納付期限の翌日から2ヵ月を経過する日までの第1段階は、原則として延滞税率は年7.3%と延滞税特例基準割合に1%を加えた割合と比較し、どちらか低い割合が適用されます。例えば、令和4年1月1日~12月31日の延滞税特例基準割合は1.4%のため、実際に適用される第1段階の延滞税率は年2.4%です。
納付期限の翌日から2ヵ月を経過した日以降の第2段階は、原則として延滞税率は年14.6%と延滞税特例基準割合に7.3%を加えた割合を比較し、低いほうの割合が適用されます。例えば令和4年1月1日~12月31日であれば、実際に適用される第2段階の延滞税率は8.7%です。
消費税・法人税の中間納付も延滞税の対象
予定納税は、所得税額が高くなりそうなときに前もって納付する制度です。予定納税があることで、確定申告時の納税負担が軽減されます。
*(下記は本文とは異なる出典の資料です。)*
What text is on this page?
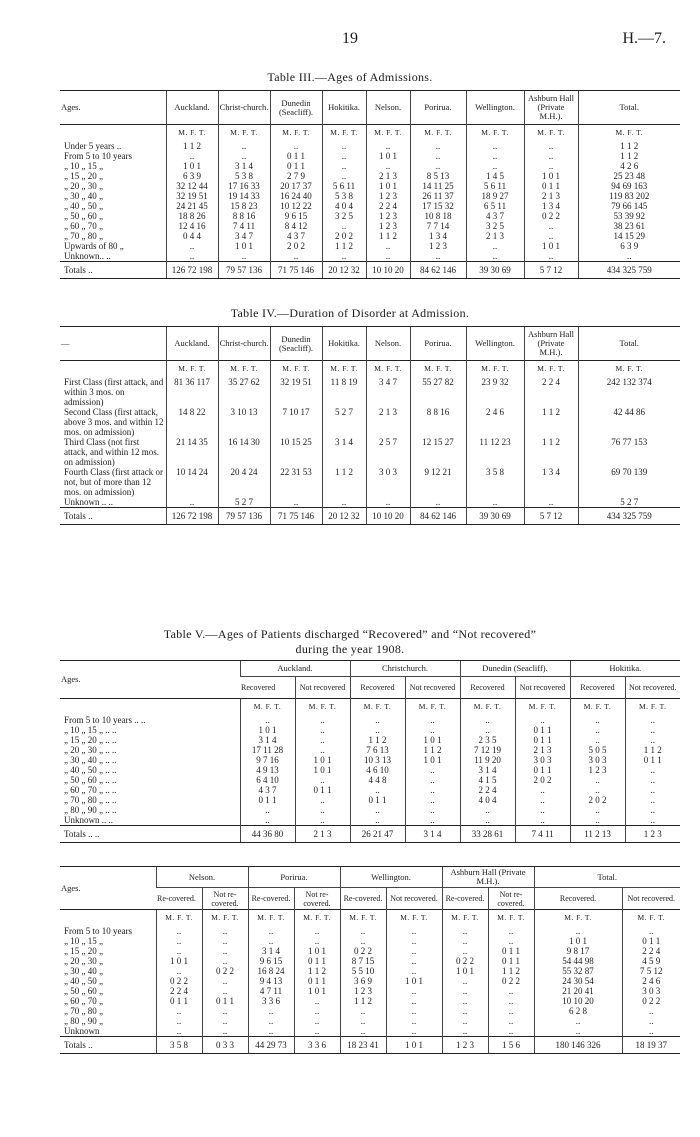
19	H.—7.
Table III.—Ages of Admissions.
Ages.	Auckland.	Christ-church.	Dunedin (Seacliff).	Hokitika.	Nelson.	Porirua.	Wellington.	Ashburn Hall (Private M.H.).	Total.
	M. F. T.	M. F. T.	M. F. T.	M. F. T.	M. F. T.	M. F. T.	M. F. T.	M. F. T.	M. F. T.
Under 5 years ..	1 1 2	..	..	..	..	..	..	..	1 1 2
From 5 to 10 years	..	..	0 1 1	..	1 0 1	..	..	..	1 1 2
„ 10 „ 15 „	1 0 1	3 1 4	0 1 1	..	..	..	..	..	4 2 6
„ 15 „ 20 „	6 3 9	5 3 8	2 7 9	..	2 1 3	8 5 13	1 4 5	1 0 1	25 23 48
„ 20 „ 30 „	32 12 44	17 16 33	20 17 37	5 6 11	1 0 1	14 11 25	5 6 11	0 1 1	94 69 163
„ 30 „ 40 „	32 19 51	19 14 33	16 24 40	5 3 8	1 2 3	26 11 37	18 9 27	2 1 3	119 83 202
„ 40 „ 50 „	24 21 45	15 8 23	10 12 22	4 0 4	2 2 4	17 15 32	6 5 11	1 3 4	79 66 145
„ 50 „ 60 „	18 8 26	8 8 16	9 6 15	3 2 5	1 2 3	10 8 18	4 3 7	0 2 2	53 39 92
„ 60 „ 70 „	12 4 16	7 4 11	8 4 12	..	1 2 3	7 7 14	3 2 5	..	38 23 61
„ 70 „ 80 „	0 4 4	3 4 7	4 3 7	2 0 2	1 1 2	1 3 4	2 1 3	..	14 15 29
Upwards of 80 „	..	1 0 1	2 0 2	1 1 2	..	1 2 3	..	1 0 1	6 3 9
Unknown.. ..	..	..	..	..	..	..	..	..	..
Totals ..	126 72 198	79 57 136	71 75 146	20 12 32	10 10 20	84 62 146	39 30 69	5 7 12	434 325 759
Table IV.—Duration of Disorder at Admission.
—	Auckland.	Christ-church.	Dunedin (Seacliff).	Hokitika.	Nelson.	Porirua.	Wellington.	Ashburn Hall (Private M.H.).	Total.
	M. F. T.	M. F. T.	M. F. T.	M. F. T.	M. F. T.	M. F. T.	M. F. T.	M. F. T.	M. F. T.
First Class (first attack, and within 3 mos. on admission)	81 36 117	35 27 62	32 19 51	11 8 19	3 4 7	55 27 82	23 9 32	2 2 4	242 132 374
Second Class (first attack, above 3 mos. and within 12 mos. on admission)	14 8 22	3 10 13	7 10 17	5 2 7	2 1 3	8 8 16	2 4 6	1 1 2	42 44 86
Third Class (not first attack, and within 12 mos. on admission)	21 14 35	16 14 30	10 15 25	3 1 4	2 5 7	12 15 27	11 12 23	1 1 2	76 77 153
Fourth Class (first attack or not, but of more than 12 mos. on admission)	10 14 24	20 4 24	22 31 53	1 1 2	3 0 3	9 12 21	3 5 8	1 3 4	69 70 139
Unknown .. ..	..	5 2 7	..	..	..	..	..	..	5 2 7
Totals ..	126 72 198	79 57 136	71 75 146	20 12 32	10 10 20	84 62 146	39 30 69	5 7 12	434 325 759
Table V.—Ages of Patients discharged “Recovered” and “Not recovered”
during the year 1908.
Ages.	Auckland.		Christchurch.		Dunedin (Seacliff).		Hokitika.	
	Recovered	Not recovered	Recovered	Not recovered	Recovered	Not recovered	Recovered	Not recovered.
	M. F. T.	M. F. T.	M. F. T.	M. F. T.	M. F. T.	M. F. T.	M. F. T.	M. F. T.
From 5 to 10 years .. ..	..	..	..	..	..	..	..	..
„ 10 „ 15 „ .. ..	1 0 1	..	..	..	..	0 1 1	..	..
„ 15 „ 20 „ .. ..	3 1 4	..	1 1 2	1 0 1	2 3 5	0 1 1	..	..
„ 20 „ 30 „ .. ..	17 11 28	..	7 6 13	1 1 2	7 12 19	2 1 3	5 0 5	1 1 2
„ 30 „ 40 „ .. ..	9 7 16	1 0 1	10 3 13	1 0 1	11 9 20	3 0 3	3 0 3	0 1 1
„ 40 „ 50 „ .. ..	4 9 13	1 0 1	4 6 10	..	3 1 4	0 1 1	1 2 3	..
„ 50 „ 60 „ .. ..	6 4 10	..	4 4 8	..	4 1 5	2 0 2	..	..
„ 60 „ 70 „ .. ..	4 3 7	0 1 1	..	..	2 2 4	..	..	..
„ 70 „ 80 „ .. ..	0 1 1	..	0 1 1	..	4 0 4	..	2 0 2	..
„ 80 „ 90 „ .. ..	..	..	..	..	..	..	..	..
Unknown .. ..	..	..	..	..	..	..	..	..
Totals .. ..	44 36 80	2 1 3	26 21 47	3 1 4	33 28 61	7 4 11	11 2 13	1 2 3
Ages.	Nelson.		Porirua.		Wellington.		Ashburn Hall (Private M.H.).		Total.	
	Re-covered.	Not re-covered.	Re-covered.	Not re-covered.	Re-covered.	Not recovered.	Re-covered.	Not re-covered.	Recovered.	Not recovered.
	M. F. T.	M. F. T.	M. F. T.	M. F. T.	M. F. T.	M. F. T.	M. F. T.	M. F. T.	M. F. T.	M. F. T.
From 5 to 10 years	..	..	..	..	..	..	..	..	..	..
„ 10 „ 15 „	..	..	..	..	..	..	..	..	1 0 1	0 1 1
„ 15 „ 20 „	..	..	3 1 4	1 0 1	0 2 2	..	..	0 1 1	9 8 17	2 2 4
„ 20 „ 30 „	1 0 1	..	9 6 15	0 1 1	8 7 15	..	0 2 2	0 1 1	54 44 98	4 5 9
„ 30 „ 40 „	..	0 2 2	16 8 24	1 1 2	5 5 10	..	1 0 1	1 1 2	55 32 87	7 5 12
„ 40 „ 50 „	0 2 2	..	9 4 13	0 1 1	3 6 9	1 0 1	..	0 2 2	24 30 54	2 4 6
„ 50 „ 60 „	2 2 4	..	4 7 11	1 0 1	1 2 3	..	..	..	21 20 41	3 0 3
„ 60 „ 70 „	0 1 1	0 1 1	3 3 6	..	1 1 2	..	..	..	10 10 20	0 2 2
„ 70 „ 80 „	..	..	..	..	..	..	..	..	6 2 8	..
„ 80 „ 90 „	..	..	..	..	..	..	..	..	..	..
Unknown	..	..	..	..	..	..	..	..	..	..
Totals ..	3 5 8	0 3 3	44 29 73	3 3 6	18 23 41	1 0 1	1 2 3	1 5 6	180 146 326	18 19 37
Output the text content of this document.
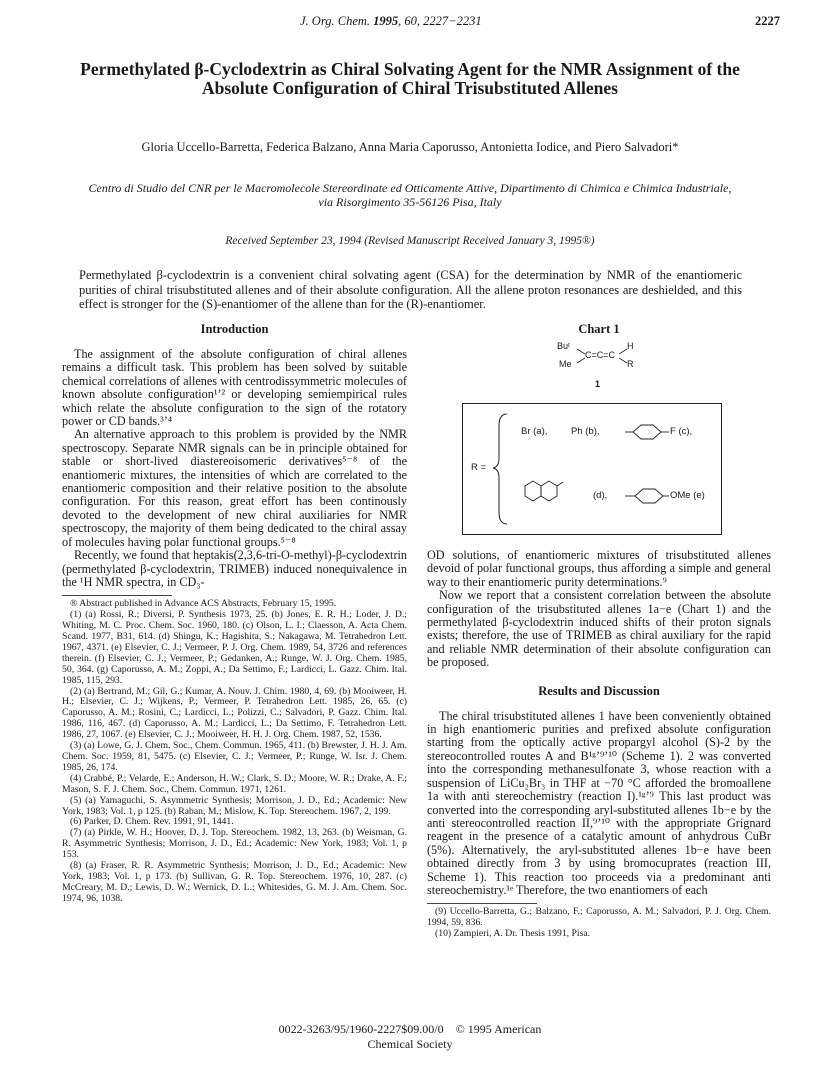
J. Org. Chem. 1995, 60, 2227−2231	2227
Permethylated β-Cyclodextrin as Chiral Solvating Agent for the NMR Assignment of the Absolute Configuration of Chiral Trisubstituted Allenes
Gloria Uccello-Barretta, Federica Balzano, Anna Maria Caporusso, Antonietta Iodice, and Piero Salvadori*
Centro di Studio del CNR per le Macromolecole Stereordinate ed Otticamente Attive, Dipartimento di Chimica e Chimica Industriale, via Risorgimento 35-56126 Pisa, Italy
Received September 23, 1994 (Revised Manuscript Received January 3, 1995®)
Permethylated β-cyclodextrin is a convenient chiral solvating agent (CSA) for the determination by NMR of the enantiomeric purities of chiral trisubstituted allenes and of their absolute configuration. All the allene proton resonances are deshielded, and this effect is stronger for the (S)-enantiomer of the allene than for the (R)-enantiomer.
Introduction

The assignment of the absolute configuration of chiral allenes remains a difficult task. This problem has been solved by suitable chemical correlations of allenes with centrodissymmetric molecules of known absolute configuration¹ʼ² or developing semiempirical rules which relate the absolute configuration to the sign of the rotatory power or CD bands.³ʼ⁴

An alternative approach to this problem is provided by the NMR spectroscopy. Separate NMR signals can be in principle obtained for stable or short-lived diastereoisomeric derivatives⁵⁻⁸ of the enantiomeric mixtures, the intensities of which are correlated to the enantiomeric composition and their relative position to the absolute configuration. For this reason, great effort has been continously devoted to the development of new chiral auxiliaries for NMR spectroscopy, the majority of them being dedicated to the chiral assay of molecules having polar functional groups.⁵⁻⁸

Recently, we found that heptakis(2,3,6-tri-O-methyl)-β-cyclodextrin (permethylated β-cyclodextrin, TRIMEB) induced nonequivalence in the ¹H NMR spectra, in CD₃-

® Abstract published in Advance ACS Abstracts, February 15, 1995.

(1) (a) Rossi, R.; Diversi, P. Synthesis 1973, 25. (b) Jones, E. R. H.; Loder, J. D.; Whiting, M. C. Proc. Chem. Soc. 1960, 180. (c) Olson, L. I.; Claesson, A. Acta Chem. Scand. 1977, B31, 614. (d) Shingu, K.; Hagishita, S.; Nakagawa, M. Tetrahedron Lett. 1967, 4371. (e) Elsevier, C. J.; Vermeer, P. J. Org. Chem. 1989, 54, 3726 and references therein. (f) Elsevier, C. J.; Vermeer, P.; Gedanken, A.; Runge, W. J. Org. Chem. 1985, 50, 364. (g) Caporusso, A. M.; Zoppi, A.; Da Settimo, F.; Lardicci, L. Gazz. Chim. Ital. 1985, 115, 293.

(2) (a) Bertrand, M.; Gil, G.; Kumar, A. Nouv. J. Chim. 1980, 4, 69. (b) Mooiweer, H. H.; Elsevier, C. J.; Wijkens, P.; Vermeer, P. Tetrahedron Lett. 1985, 26, 65. (c) Caporusso, A. M.; Rosini, C.; Lardicci, L.; Polizzi, C.; Salvadori, P. Gazz. Chim. Ital. 1986, 116, 467. (d) Caporusso, A. M.; Lardicci, L.; Da Settimo, F. Tetrahedron Lett. 1986, 27, 1067. (e) Elsevier, C. J.; Mooiweer, H. H. J. Org. Chem. 1987, 52, 1536.

(3) (a) Lowe, G. J. Chem. Soc., Chem. Commun. 1965, 411. (b) Brewster, J. H. J. Am. Chem. Soc. 1959, 81, 5475. (c) Elsevier, C. J.; Vermeer, P.; Runge, W. Isr. J. Chem. 1985, 26, 174.

(4) Crabbé, P.; Velarde, E.; Anderson, H. W.; Clark, S. D.; Moore, W. R.; Drake, A. F.; Mason, S. F. J. Chem. Soc., Chem. Commun. 1971, 1261.

(5) (a) Yamaguchi, S. Asymmetric Synthesis; Morrison, J. D., Ed.; Academic: New York, 1983; Vol. 1, p 125. (b) Raban, M.; Mislow, K. Top. Stereochem. 1967, 2, 199.

(6) Parker, D. Chem. Rev. 1991, 91, 1441.

(7) (a) Pirkle, W. H.; Hoover, D. J. Top. Stereochem. 1982, 13, 263. (b) Weisman, G. R. Asymmetric Synthesis; Morrison, J. D., Ed.; Academic: New York, 1983; Vol. 1, p 153.

(8) (a) Fraser, R. R. Asymmetric Synthesis; Morrison, J. D., Ed.; Academic: New York, 1983; Vol. 1, p 173. (b) Sullivan, G. R. Top. Stereochem. 1976, 10, 287. (c) McCreary, M. D.; Lewis, D. W.; Wernick, D. L.; Whitesides, G. M. J. Am. Chem. Soc. 1974, 96, 1038.

Chart 1
Buᵗ
Me
C=C=C
H
R
1
R =
Br (a), Ph (b),	F (c),
(d),	OMe (e)

OD solutions, of enantiomeric mixtures of trisubstituted allenes devoid of polar functional groups, thus affording a simple and general way to their enantiomeric purity determinations.⁹

Now we report that a consistent correlation between the absolute configuration of the trisubstituted allenes 1a−e (Chart 1) and the permethylated β-cyclodextrin induced shifts of their proton signals exists; therefore, the use of TRIMEB as chiral auxiliary for the rapid and reliable NMR determination of their absolute configuration can be proposed.

Results and Discussion

The chiral trisubstituted allenes 1 have been conveniently obtained in high enantiomeric purities and prefixed absolute configuration starting from the optically active propargyl alcohol (S)-2 by the stereocontrolled routes A and B¹ᵍʼ⁹ʼ¹⁰ (Scheme 1). 2 was converted into the corresponding methanesulfonate 3, whose reaction with a suspension of LiCu₂Br₃ in THF at −70 °C afforded the bromoallene 1a with anti stereochemistry (reaction I).¹ᵍʼ⁹ This last product was converted into the corresponding aryl-substituted allenes 1b−e by the anti stereocontrolled reaction II,⁹ʼ¹⁰ with the appropriate Grignard reagent in the presence of a catalytic amount of anhydrous CuBr (5%). Alternatively, the aryl-substituted allenes 1b−e have been obtained directly from 3 by using bromocuprates (reaction III, Scheme 1). This reaction too proceeds via a predominant anti stereochemistry.¹ᵉ Therefore, the two enantiomers of each

(9) Uccello-Barretta, G.; Balzano, F.; Caporusso, A. M.; Salvadori, P. J. Org. Chem. 1994, 59, 836.

(10) Zampieri, A. Dr. Thesis 1991, Pisa.

0022-3263/95/1960-2227$09.00/0 © 1995 American Chemical Society
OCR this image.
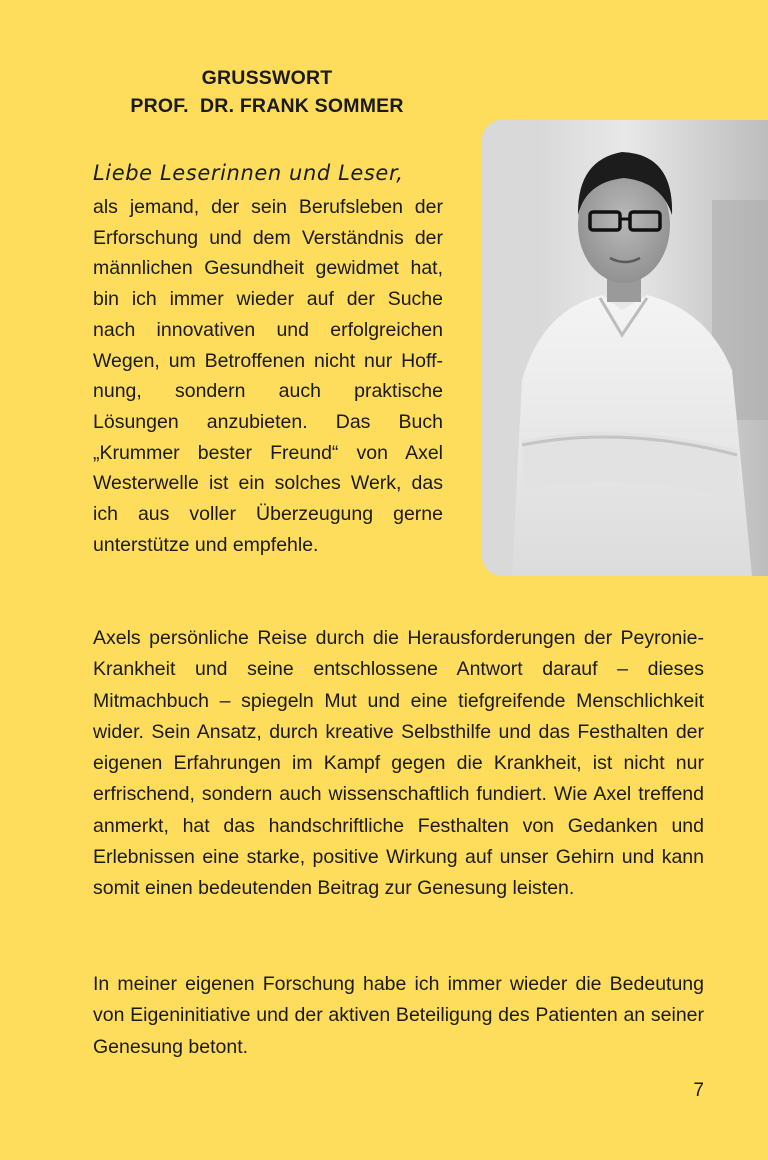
GRUSSWORT
PROF.  DR. FRANK SOMMER

Liebe Leserinnen und Leser,

als jemand, der sein Berufsleben der Erforschung und dem Verständnis der männlichen Gesundheit gewidmet hat, bin ich immer wieder auf der Suche nach innovativen und erfolgreichen Wegen, um Betroffenen nicht nur Hoffnung, sondern auch praktische Lösungen anzubieten. Das Buch „Krummer bester Freund“ von Axel Westerwelle ist ein solches Werk, das ich aus voller Überzeugung gerne unterstütze und empfehle.

Axels persönliche Reise durch die Herausforderungen der Peyronie-Krankheit und seine entschlossene Antwort darauf – dieses Mitmachbuch – spiegeln Mut und eine tiefgreifende Menschlichkeit wider. Sein Ansatz, durch kreative Selbsthilfe und das Festhalten der eigenen Erfahrungen im Kampf gegen die Krankheit, ist nicht nur erfrischend, sondern auch wissenschaftlich fundiert. Wie Axel treffend anmerkt, hat das handschriftliche Festhalten von Gedanken und Erlebnissen eine starke, positive Wirkung auf unser Gehirn und kann somit einen bedeutenden Beitrag zur Genesung leisten.

In meiner eigenen Forschung habe ich immer wieder die Bedeutung von Eigeninitiative und der aktiven Beteiligung des Patienten an seiner Genesung betont.

7
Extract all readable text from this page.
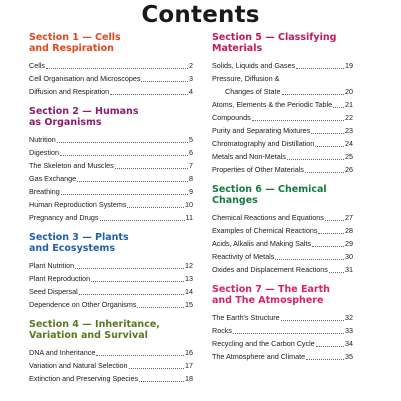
Contents
Section 1 — Cells
and Respiration
Cells	2
Cell Organisation and Microscopes	3
Diffusion and Respiration	4
Section 2 — Humans
as Organisms
Nutrition	5
Digestion	6
The Skeleton and Muscles	7
Gas Exchange	8
Breathing	9
Human Reproduction Systems	10
Pregnancy and Drugs	11
Section 3 — Plants
and Ecosystems
Plant Nutrition	12
Plant Reproduction	13
Seed Dispersal	14
Dependence on Other Organisms	15
Section 4 — Inheritance,
Variation and Survival
DNA and Inheritance	16
Variation and Natural Selection	17
Extinction and Preserving Species	18
Section 5 — Classifying
Materials
Solids, Liquids and Gases	19
Pressure, Diffusion &
Changes of State	20
Atoms, Elements & the Periodic Table 21
Compounds	22
Purity and Separating Mixtures	23
Chromatography and Distillation	24
Metals and Non-Metals	25
Properties of Other Materials	26
Section 6 — Chemical
Changes
Chemical Reactions and Equations	27
Examples of Chemical Reactions	28
Acids, Alkalis and Making Salts	29
Reactivity of Metals	30
Oxides and Displacement Reactions 31
Section 7 — The Earth
and The Atmosphere
The Earth's Structure	32
Rocks	33
Recycling and the Carbon Cycle	34
The Atmosphere and Climate	35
また、消費税や法人税にも、所得税の予定納税と同じく前もって納付する制度「中間納付」があります。中間納付も納付期限に遅れると延滞税の対象です。納付期限を守り、正しく納付するようにしましょう。
おわりに
予定納税の納付が予想される場合には、計画的に予定納税額を準備することが必要です。例えば、金融機関で納税準備預金口座を開設し、予定納税額を貯めることもできるでしょう。納税準備預金には金利が優遇されるなどのメリットもあり、効率良く予定納税額を準備できるかもしれません。
どうしても納付が難しいときは、減額や猶予を検討することも必要です。管轄の税務署に出向き、どのような方法が適しているのか相談してみましょう。減額や猶予などの制度を利用することが難しいときには、ローンも検討しましょう。いずれの手続きもしないまま納付期限が過ぎると延滞税が発生するため、早めに何らかの行動を起こすことが大切です。